Le président du sous-comité des services financiers, des marchés de capitaux et de la protection des investisseurs de la Chambre des représentants des États-Unis, le membre du Congrès Brad Sherman, a déclaré que les portefeuilles d'auto-conservation cryptés partagent des similitudes avec les obligations au porteur interdites des années 1980, facilitant potentiellement les activités criminelles. Il a souligné que les portefeuilles non dépositaires pourraient permettre des contributions illégales à des campagnes à l'insu du destinataire.

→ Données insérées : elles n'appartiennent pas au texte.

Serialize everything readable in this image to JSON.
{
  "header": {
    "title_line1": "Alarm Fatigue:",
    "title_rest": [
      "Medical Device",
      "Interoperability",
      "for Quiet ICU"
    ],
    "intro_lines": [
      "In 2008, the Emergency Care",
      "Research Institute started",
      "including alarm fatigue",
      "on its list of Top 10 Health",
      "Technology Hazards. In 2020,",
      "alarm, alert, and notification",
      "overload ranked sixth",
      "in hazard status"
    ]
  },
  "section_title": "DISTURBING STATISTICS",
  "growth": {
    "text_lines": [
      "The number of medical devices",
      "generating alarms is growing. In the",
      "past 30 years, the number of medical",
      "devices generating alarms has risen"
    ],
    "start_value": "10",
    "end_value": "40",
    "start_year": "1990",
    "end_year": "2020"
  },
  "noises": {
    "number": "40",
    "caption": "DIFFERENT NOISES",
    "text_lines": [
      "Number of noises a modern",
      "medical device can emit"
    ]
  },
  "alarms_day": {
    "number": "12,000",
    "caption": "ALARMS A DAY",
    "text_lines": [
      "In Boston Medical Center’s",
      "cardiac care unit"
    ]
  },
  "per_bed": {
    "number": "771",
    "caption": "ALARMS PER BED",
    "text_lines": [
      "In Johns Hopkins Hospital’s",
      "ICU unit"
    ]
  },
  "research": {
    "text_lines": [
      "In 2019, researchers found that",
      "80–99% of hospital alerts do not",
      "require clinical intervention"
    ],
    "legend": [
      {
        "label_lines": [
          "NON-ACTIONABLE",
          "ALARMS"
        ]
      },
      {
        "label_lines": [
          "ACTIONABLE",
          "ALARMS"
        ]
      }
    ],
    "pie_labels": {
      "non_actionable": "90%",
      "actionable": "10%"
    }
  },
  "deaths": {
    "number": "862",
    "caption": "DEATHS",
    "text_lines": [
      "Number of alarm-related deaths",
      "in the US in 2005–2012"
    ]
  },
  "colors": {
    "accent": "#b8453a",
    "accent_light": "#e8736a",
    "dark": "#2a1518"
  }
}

Maxine Waters, membre du classement, a exprimé des préoccupations similaires, notant que ces portefeuilles auto-hébergés ne sont pas très différents de l'argent caché dans un portefeuille ou une mallette, stockant et transférant instantanément de grosses sommes d'argent. Ces commentaires font suite à l'adoption par le comité des services financiers de la Chambre des représentants des États-Unis de la loi Clarity for Payment Stablecoins Act de 2023, de la loi Keep Your Coins Act de 2023 et de cinq autres projets de loi liés aux finances. Ces projets de loi visent à réglementer l'émission de pièces stables de paiement et à garantir que les utilisateurs de cryptomonnaies puissent conserver leurs actifs dans des portefeuilles auto-dépositaires.